In our more recent research, as we have expanded to more GUI-based application
testing, we discovered that classic 1983 testing tool, "The Monkey"
used on the earlier Macintosh computers [cite Hertzfeld book]. Clearly a
group ahead of their time.
In the process of writing our early fuzz papers, we came across strong
resistance from the testing and software engineering community. The lack
of a formal model and methodology and undisciplined approach to testing
often offended experienced practitioners in the field. In fact, I still
frequently come across hostile attitudes to this "stone axes and
bear skins" (my apologies to Mr. Spock) approach to testing.
My response has always been simple: "We're just trying to find bugs".
As I have said many times, fuzz testing is not meant to supplant more systematic
testing. It is just one more tool, albeit an extremely easy one to use,
in the tester's toolkit.
As an aside, note that the fuzz testing has not ever been a funded research
effort for me; it is a research avocation rather than a vocation.
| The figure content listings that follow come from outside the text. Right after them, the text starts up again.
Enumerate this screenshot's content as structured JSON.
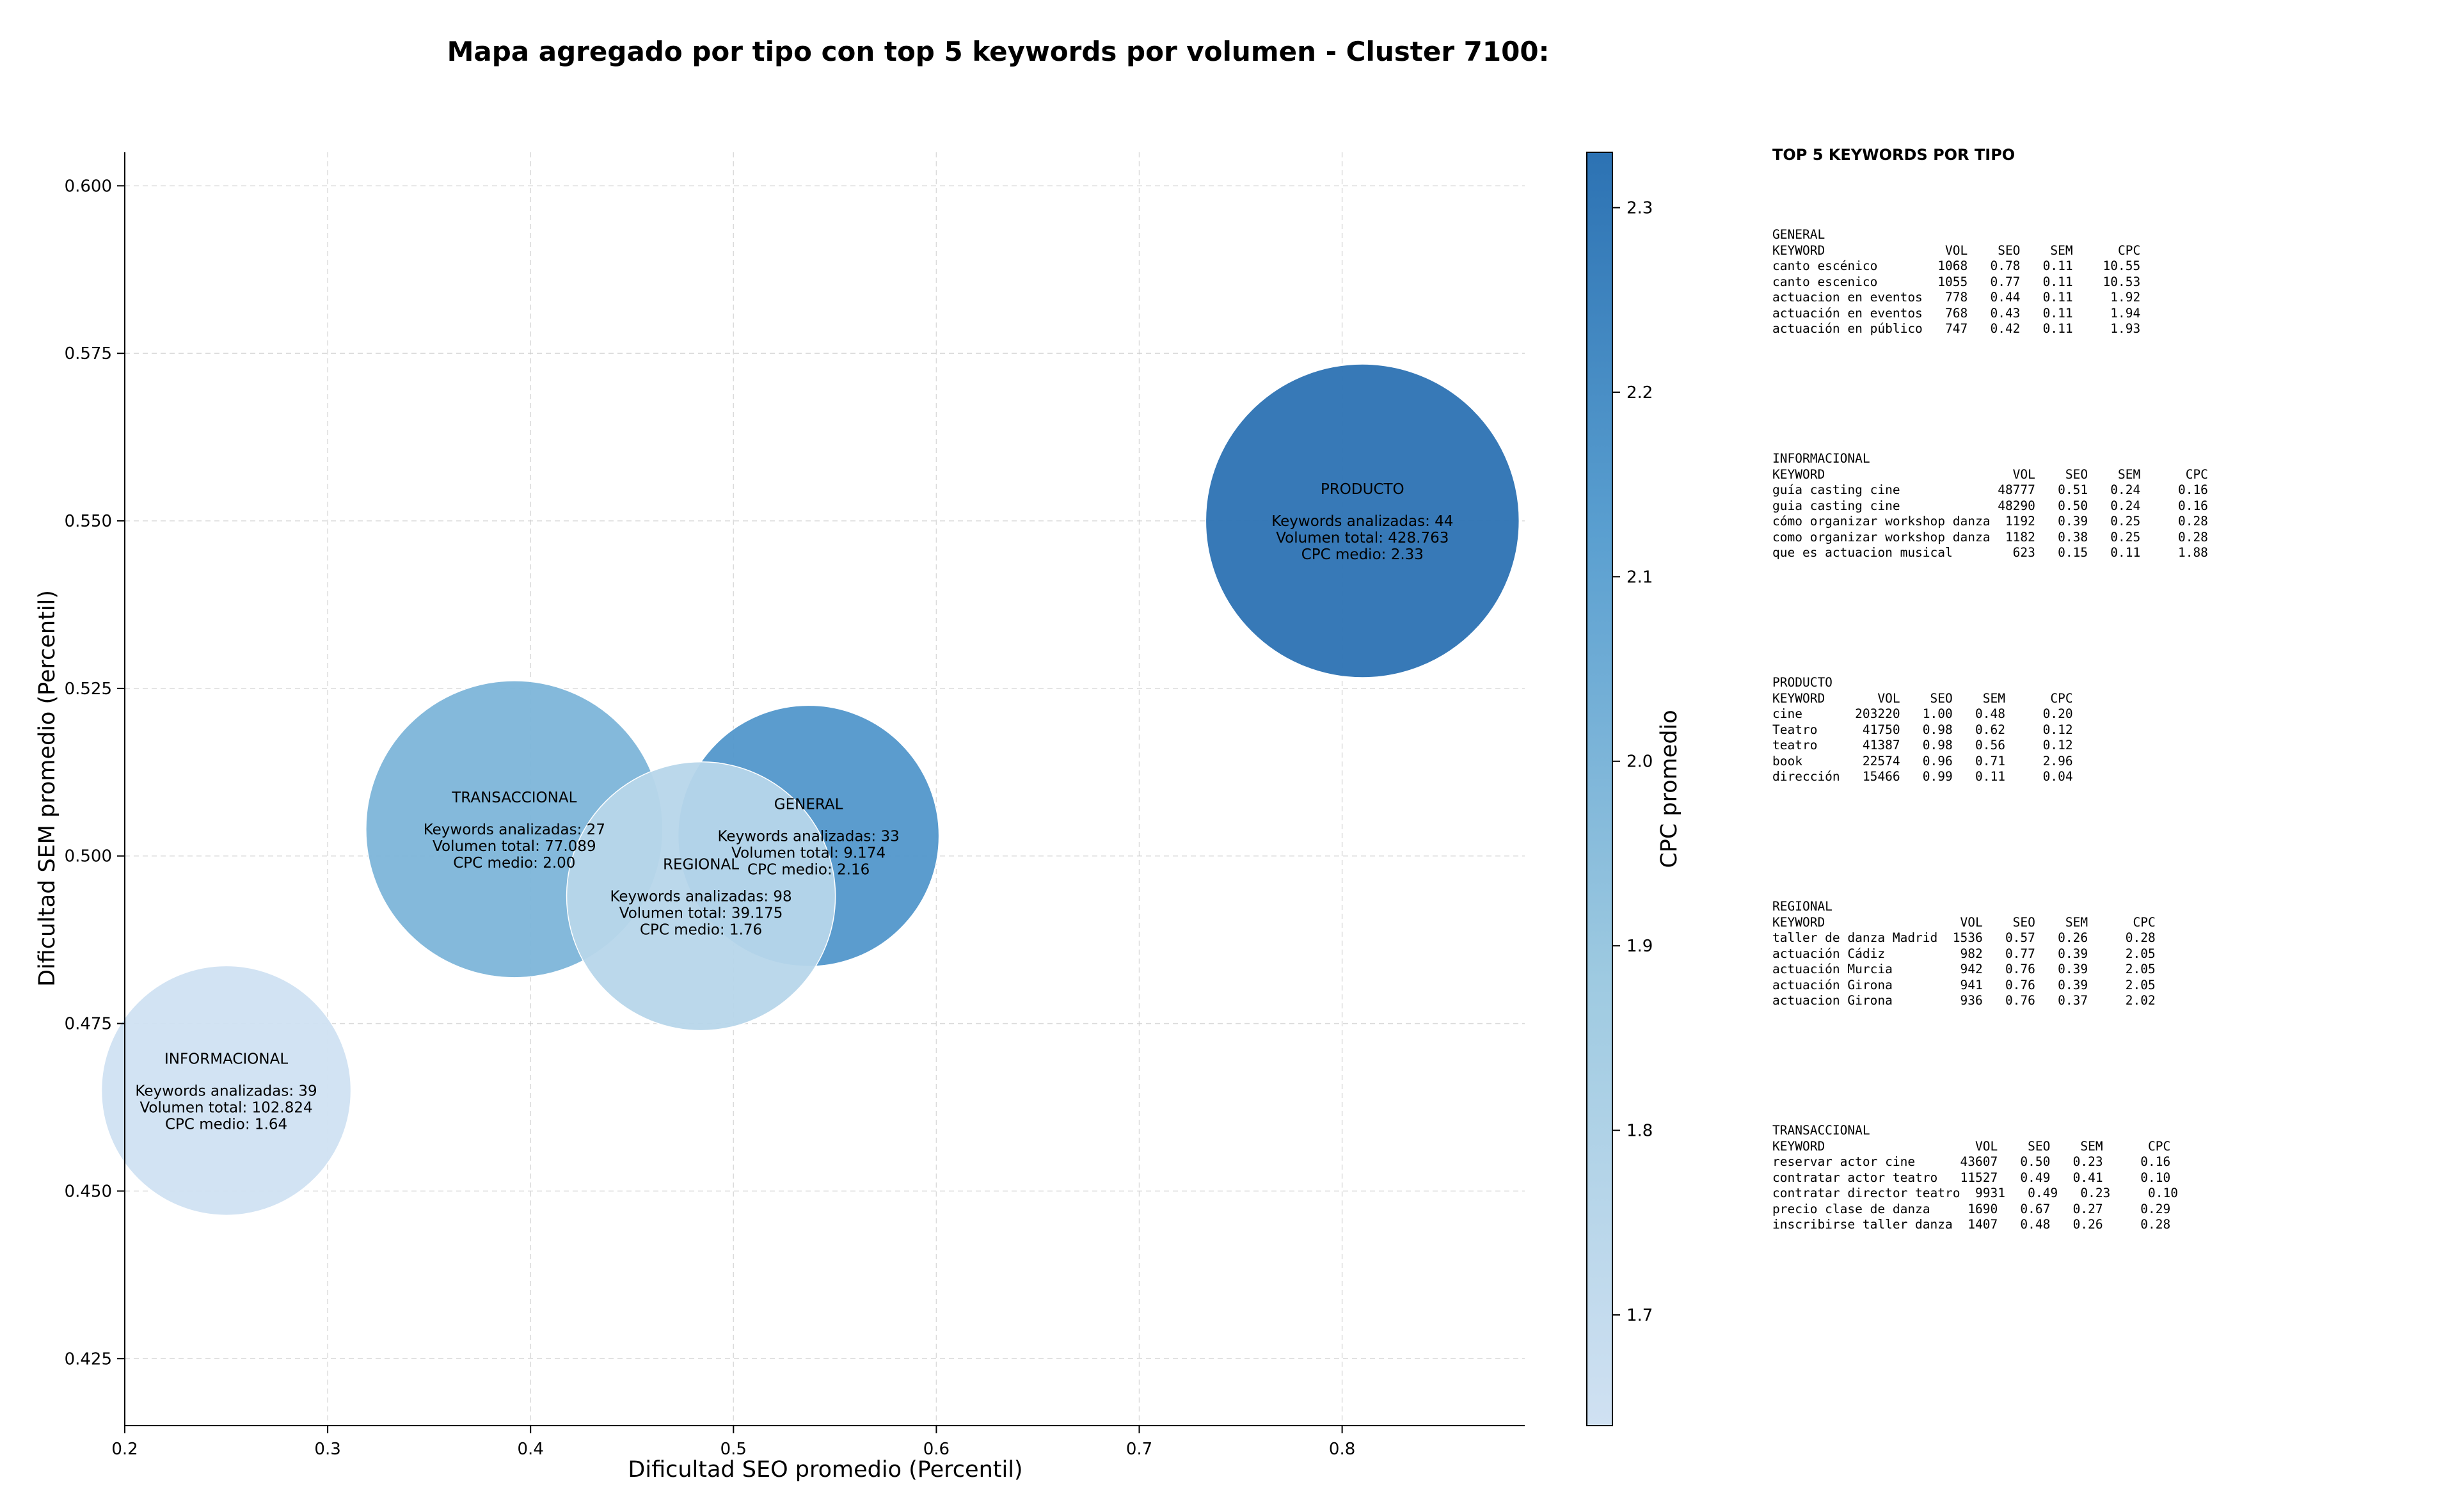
{
  "chart_data": {
    "type": "scatter",
    "title": "Mapa agregado por tipo con top 5 keywords por volumen - Cluster 7100:",
    "xlabel": "Dificultad SEO promedio (Percentil)",
    "ylabel": "Dificultad SEM promedio (Percentil)",
    "xlim": [
      0.2,
      0.89
    ],
    "ylim": [
      0.415,
      0.605
    ],
    "x_ticks": [
      "0.2",
      "0.3",
      "0.4",
      "0.5",
      "0.6",
      "0.7",
      "0.8"
    ],
    "y_ticks": [
      "0.425",
      "0.450",
      "0.475",
      "0.500",
      "0.525",
      "0.550",
      "0.575",
      "0.600"
    ],
    "grid": true,
    "colorbar": {
      "label": "CPC promedio",
      "min": 1.64,
      "max": 2.33,
      "ticks": [
        "1.7",
        "1.8",
        "1.9",
        "2.0",
        "2.1",
        "2.2",
        "2.3"
      ],
      "color_low": "#d0e1f2",
      "color_high": "#2c72b3"
    },
    "points": [
      {
        "name": "INFORMACIONAL",
        "x": 0.25,
        "y": 0.465,
        "keywords": 39,
        "volume": 102824,
        "cpc": 1.64,
        "lines": [
          "Keywords analizadas: 39",
          "Volumen total: 102.824",
          "CPC medio: 1.64"
        ]
      },
      {
        "name": "TRANSACCIONAL",
        "x": 0.392,
        "y": 0.504,
        "keywords": 27,
        "volume": 77089,
        "cpc": 2.0,
        "lines": [
          "Keywords analizadas: 27",
          "Volumen total: 77.089",
          "CPC medio: 2.00"
        ]
      },
      {
        "name": "GENERAL",
        "x": 0.537,
        "y": 0.503,
        "keywords": 33,
        "volume": 9174,
        "cpc": 2.16,
        "lines": [
          "Keywords analizadas: 33",
          "Volumen total: 9.174",
          "CPC medio: 2.16"
        ]
      },
      {
        "name": "REGIONAL",
        "x": 0.484,
        "y": 0.494,
        "keywords": 98,
        "volume": 39175,
        "cpc": 1.76,
        "lines": [
          "Keywords analizadas: 98",
          "Volumen total: 39.175",
          "CPC medio: 1.76"
        ]
      },
      {
        "name": "PRODUCTO",
        "x": 0.81,
        "y": 0.55,
        "keywords": 44,
        "volume": 428763,
        "cpc": 2.33,
        "lines": [
          "Keywords analizadas: 44",
          "Volumen total: 428.763",
          "CPC medio: 2.33"
        ]
      }
    ]
  },
  "top_keywords": {
    "heading": "TOP 5 KEYWORDS POR TIPO",
    "blocks": [
      {
        "name": "GENERAL",
        "text": "GENERAL\nKEYWORD                VOL    SEO    SEM      CPC\ncanto escénico        1068   0.78   0.11    10.55\ncanto escenico        1055   0.77   0.11    10.53\nactuacion en eventos   778   0.44   0.11     1.92\nactuación en eventos   768   0.43   0.11     1.94\nactuación en público   747   0.42   0.11     1.93"
      },
      {
        "name": "INFORMACIONAL",
        "text": "INFORMACIONAL\nKEYWORD                         VOL    SEO    SEM      CPC\nguía casting cine             48777   0.51   0.24     0.16\nguia casting cine             48290   0.50   0.24     0.16\ncómo organizar workshop danza  1192   0.39   0.25     0.28\ncomo organizar workshop danza  1182   0.38   0.25     0.28\nque es actuacion musical        623   0.15   0.11     1.88"
      },
      {
        "name": "PRODUCTO",
        "text": "PRODUCTO\nKEYWORD       VOL    SEO    SEM      CPC\ncine       203220   1.00   0.48     0.20\nTeatro      41750   0.98   0.62     0.12\nteatro      41387   0.98   0.56     0.12\nbook        22574   0.96   0.71     2.96\ndirección   15466   0.99   0.11     0.04"
      },
      {
        "name": "REGIONAL",
        "text": "REGIONAL\nKEYWORD                  VOL    SEO    SEM      CPC\ntaller de danza Madrid  1536   0.57   0.26     0.28\nactuación Cádiz          982   0.77   0.39     2.05\nactuación Murcia         942   0.76   0.39     2.05\nactuación Girona         941   0.76   0.39     2.05\nactuacion Girona         936   0.76   0.37     2.02"
      },
      {
        "name": "TRANSACCIONAL",
        "text": "TRANSACCIONAL\nKEYWORD                    VOL    SEO    SEM      CPC\nreservar actor cine      43607   0.50   0.23     0.16\ncontratar actor teatro   11527   0.49   0.41     0.10\ncontratar director teatro  9931   0.49   0.23     0.10\nprecio clase de danza     1690   0.67   0.27     0.29\ninscribirse taller danza  1407   0.48   0.26     0.28"
      }
    ]
  }
}
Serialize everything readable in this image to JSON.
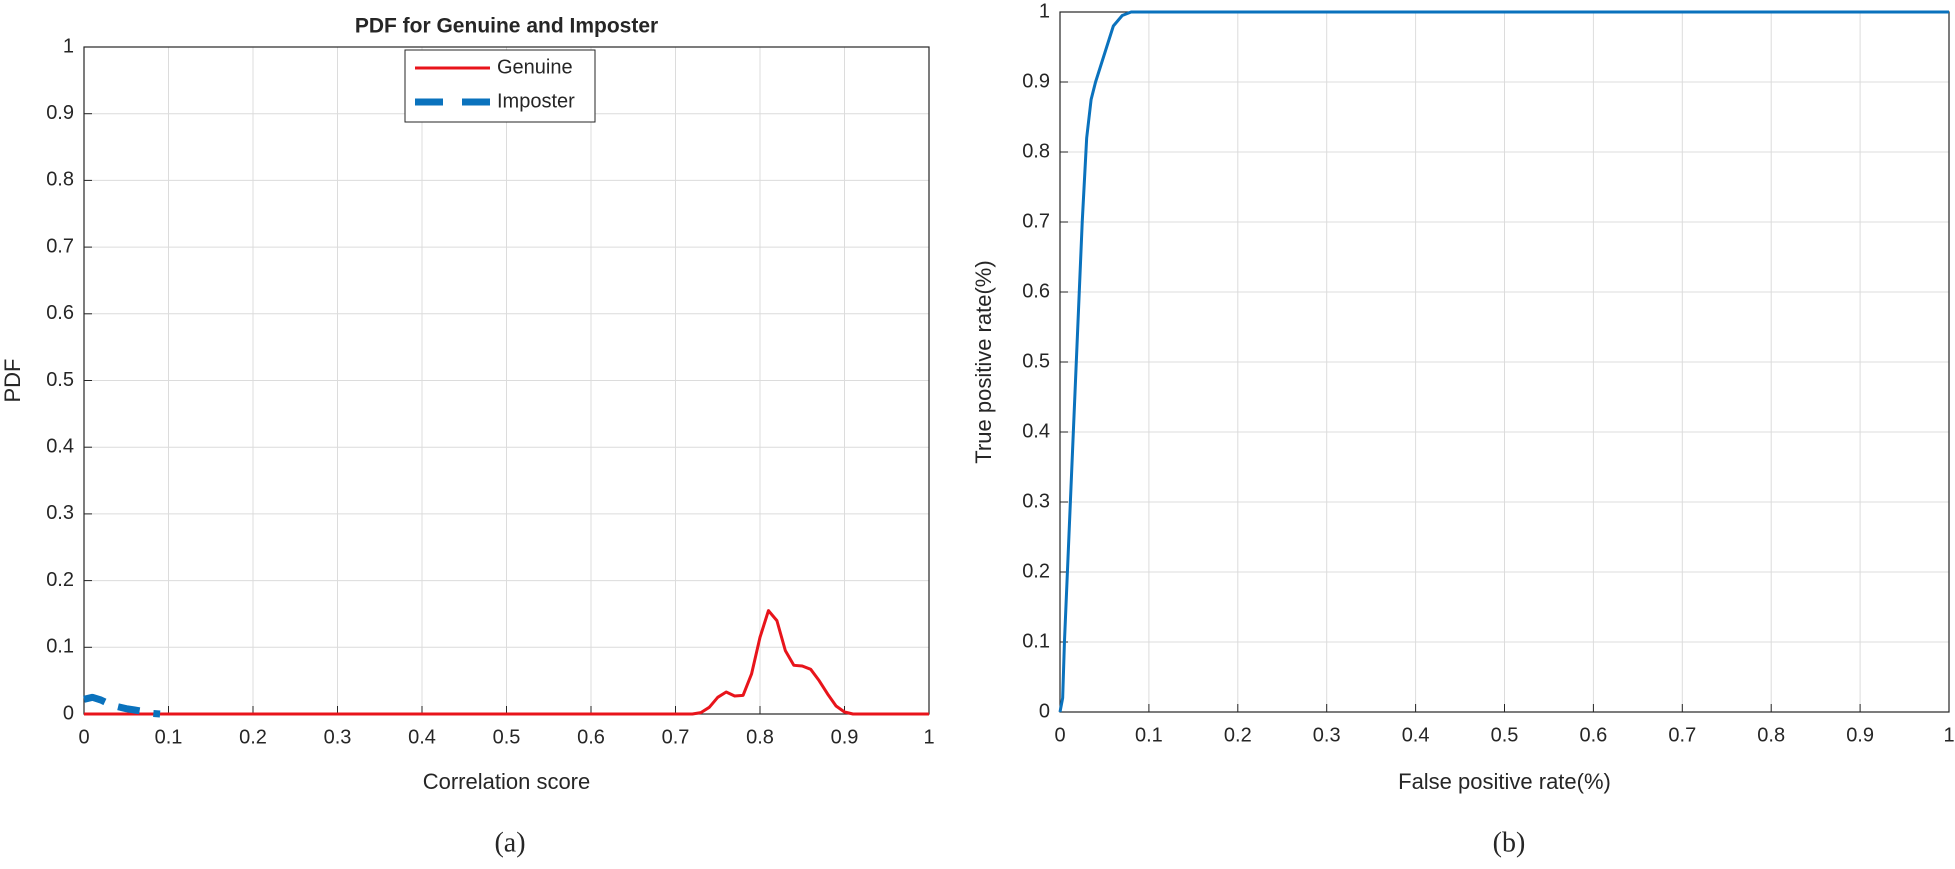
{
  "chart_data": [
    {
      "type": "line",
      "title": "PDF for Genuine and Imposter",
      "xlabel": "Correlation score",
      "ylabel": "PDF",
      "caption": "(a)",
      "xlim": [
        0,
        1
      ],
      "ylim": [
        0,
        1
      ],
      "xticks": [
        0,
        0.1,
        0.2,
        0.3,
        0.4,
        0.5,
        0.6,
        0.7,
        0.8,
        0.9,
        1
      ],
      "yticks": [
        0,
        0.1,
        0.2,
        0.3,
        0.4,
        0.5,
        0.6,
        0.7,
        0.8,
        0.9,
        1
      ],
      "grid": true,
      "legend": "top",
      "series": [
        {
          "name": "Genuine",
          "color": "#e8141b",
          "style": "solid",
          "x": [
            0,
            0.72,
            0.73,
            0.74,
            0.75,
            0.76,
            0.77,
            0.78,
            0.79,
            0.8,
            0.81,
            0.82,
            0.83,
            0.84,
            0.85,
            0.86,
            0.87,
            0.88,
            0.89,
            0.9,
            0.91,
            1
          ],
          "values": [
            0,
            0,
            0.002,
            0.01,
            0.025,
            0.033,
            0.027,
            0.028,
            0.06,
            0.115,
            0.155,
            0.14,
            0.095,
            0.073,
            0.072,
            0.067,
            0.05,
            0.03,
            0.012,
            0.003,
            0,
            0
          ]
        },
        {
          "name": "Imposter",
          "color": "#0a72bd",
          "style": "dashed",
          "x": [
            0,
            0.01,
            0.02,
            0.03,
            0.04,
            0.05,
            0.06,
            0.07,
            0.08,
            0.09
          ],
          "values": [
            0.022,
            0.025,
            0.021,
            0.015,
            0.011,
            0.008,
            0.006,
            0.004,
            0.001,
            0
          ]
        }
      ]
    },
    {
      "type": "line",
      "xlabel": "False positive rate(%)",
      "ylabel": "True positive rate(%)",
      "caption": "(b)",
      "xlim": [
        0,
        1
      ],
      "ylim": [
        0,
        1
      ],
      "xticks": [
        0,
        0.1,
        0.2,
        0.3,
        0.4,
        0.5,
        0.6,
        0.7,
        0.8,
        0.9,
        1
      ],
      "yticks": [
        0,
        0.1,
        0.2,
        0.3,
        0.4,
        0.5,
        0.6,
        0.7,
        0.8,
        0.9,
        1
      ],
      "grid": true,
      "series": [
        {
          "color": "#0a72bd",
          "style": "solid",
          "x": [
            0,
            0.003,
            0.005,
            0.01,
            0.015,
            0.02,
            0.025,
            0.03,
            0.035,
            0.04,
            0.05,
            0.06,
            0.07,
            0.08,
            0.1,
            1
          ],
          "values": [
            0,
            0.02,
            0.1,
            0.25,
            0.4,
            0.55,
            0.7,
            0.82,
            0.875,
            0.9,
            0.94,
            0.98,
            0.995,
            1,
            1,
            1
          ]
        }
      ]
    }
  ]
}
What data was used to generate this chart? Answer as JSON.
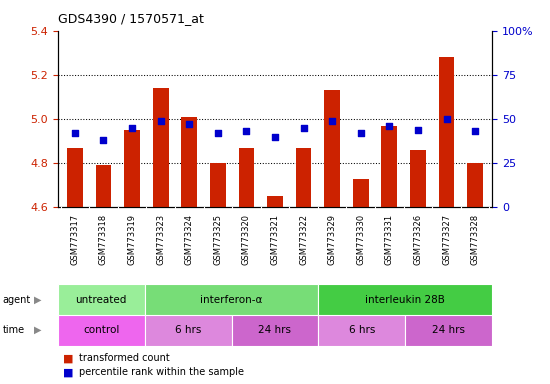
{
  "title": "GDS4390 / 1570571_at",
  "samples": [
    "GSM773317",
    "GSM773318",
    "GSM773319",
    "GSM773323",
    "GSM773324",
    "GSM773325",
    "GSM773320",
    "GSM773321",
    "GSM773322",
    "GSM773329",
    "GSM773330",
    "GSM773331",
    "GSM773326",
    "GSM773327",
    "GSM773328"
  ],
  "transformed_count": [
    4.87,
    4.79,
    4.95,
    5.14,
    5.01,
    4.8,
    4.87,
    4.65,
    4.87,
    5.13,
    4.73,
    4.97,
    4.86,
    5.28,
    4.8
  ],
  "percentile_rank": [
    42,
    38,
    45,
    49,
    47,
    42,
    43,
    40,
    45,
    49,
    42,
    46,
    44,
    50,
    43
  ],
  "ylim_left": [
    4.6,
    5.4
  ],
  "ylim_right": [
    0,
    100
  ],
  "yticks_left": [
    4.6,
    4.8,
    5.0,
    5.2,
    5.4
  ],
  "yticks_right": [
    0,
    25,
    50,
    75,
    100
  ],
  "bar_color": "#cc2200",
  "dot_color": "#0000cc",
  "bg_color": "#ffffff",
  "label_bg": "#cccccc",
  "agent_groups": [
    {
      "label": "untreated",
      "start": 0,
      "end": 3,
      "color": "#99ee99"
    },
    {
      "label": "interferon-α",
      "start": 3,
      "end": 9,
      "color": "#77dd77"
    },
    {
      "label": "interleukin 28B",
      "start": 9,
      "end": 15,
      "color": "#44cc44"
    }
  ],
  "time_groups": [
    {
      "label": "control",
      "start": 0,
      "end": 3,
      "color": "#ee66ee"
    },
    {
      "label": "6 hrs",
      "start": 3,
      "end": 6,
      "color": "#dd88dd"
    },
    {
      "label": "24 hrs",
      "start": 6,
      "end": 9,
      "color": "#cc66cc"
    },
    {
      "label": "6 hrs",
      "start": 9,
      "end": 12,
      "color": "#dd88dd"
    },
    {
      "label": "24 hrs",
      "start": 12,
      "end": 15,
      "color": "#cc66cc"
    }
  ],
  "legend_bar_label": "transformed count",
  "legend_dot_label": "percentile rank within the sample"
}
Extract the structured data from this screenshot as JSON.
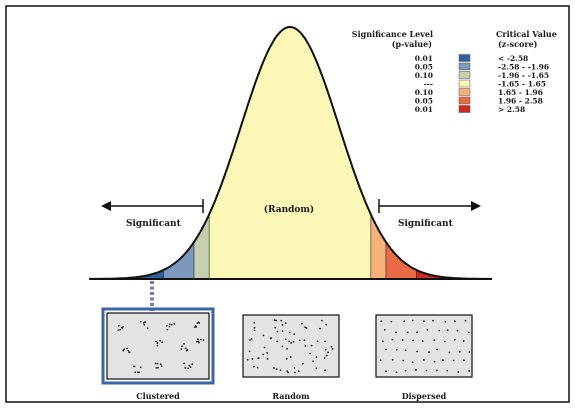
{
  "title": "",
  "legend": {
    "sig_header_line1": "Significance Level",
    "sig_header_line2": "(p-value)",
    "crit_header_line1": "Critical Value",
    "crit_header_line2": "(z-score)",
    "rows": [
      {
        "p": "0.01",
        "z": "< -2.58",
        "color": "#2f5f9f"
      },
      {
        "p": "0.05",
        "z": "-2.58 - -1.96",
        "color": "#7d97bd"
      },
      {
        "p": "0.10",
        "z": "-1.96 - -1.65",
        "color": "#c5cfb0"
      },
      {
        "p": "---",
        "z": "-1.65 - 1.65",
        "color": "#fbf7b6"
      },
      {
        "p": "0.10",
        "z": "1.65 - 1.96",
        "color": "#f6b278"
      },
      {
        "p": "0.05",
        "z": "1.96 - 2.58",
        "color": "#ea6b43"
      },
      {
        "p": "0.01",
        "z": "> 2.58",
        "color": "#cc2a22"
      }
    ]
  },
  "curve": {
    "center_label": "(Random)",
    "left_label": "Significant",
    "right_label": "Significant",
    "region_boundaries_z": [
      -2.58,
      -1.96,
      -1.65,
      1.65,
      1.96,
      2.58
    ],
    "line_color": "#111111"
  },
  "patterns": [
    {
      "label": "Clustered",
      "type": "clustered",
      "highlighted": true
    },
    {
      "label": "Random",
      "type": "random",
      "highlighted": false
    },
    {
      "label": "Dispersed",
      "type": "dispersed",
      "highlighted": false
    }
  ],
  "colors": {
    "panel_border": "#111111",
    "highlight_border": "#3b63a8",
    "pattern_fill": "#e3e3e3",
    "dotted_link": "#6a82b4"
  }
}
All the
hard work has been done by a series of talented and motivated graduate
students as class projects in my Advanced Operating System class.
This is how we have fun.
Fuzz testing has grown into a major subfield of research and engineering,
with new results taking it far beyond our simple and initial work. As
reliability is the foundation of security, so has it become a crucial
tool in security evaluation of software. Thus, the topic of this book
is both timely and extremely important. Every practitioner who aspires to
write safe and secure software needs to add these techniques to their bag of
tricks.
Barton Miller
Madison, Wisconsin
April 2008
Operating System Utility Program Reliability - The Fuzz Generator
The goal of this project is to evaluate the robustness of various UNIX utility
programs, given an unpredictable input stream. This project has two parts.
First, you will build a "fuzz" generator. This is a program that will output
a random character stream. Second, you will take the fuzz generator and use
it to attack as many UNIX utilities as possible, with the goal of trying to
break them. For the utilities that break, you will try to determine what type
of input cause the break.
THE PROGRAM
The fuzz generator will generate an output stream of random characters.
It will need several options to give you flexibility to test different
programs. Below is the start for a list of options for features that
fuzz will support. It is important when writing this program to use
good C and UNIX style, and good structure, as we hope to distribute
this program to others.
-p only the printable ASCII characters
-a all ASCII characters
-0 include the null (0 byte) character
-l generate random length lines (\\n terminated strings)
-f name record characters in file ``name''
-d nnn delay nnn seconds following each character
-r name replay characters in file ``name'' to output
THE TESTING
The fuzz program should be used to test various UNIX utilities. These
utilities include programs like vi, mail, cc, make, sed, awk, sort,
etc. The goal is to first see if the program will break and second to
understand what type of input is responsible for the break.
|
|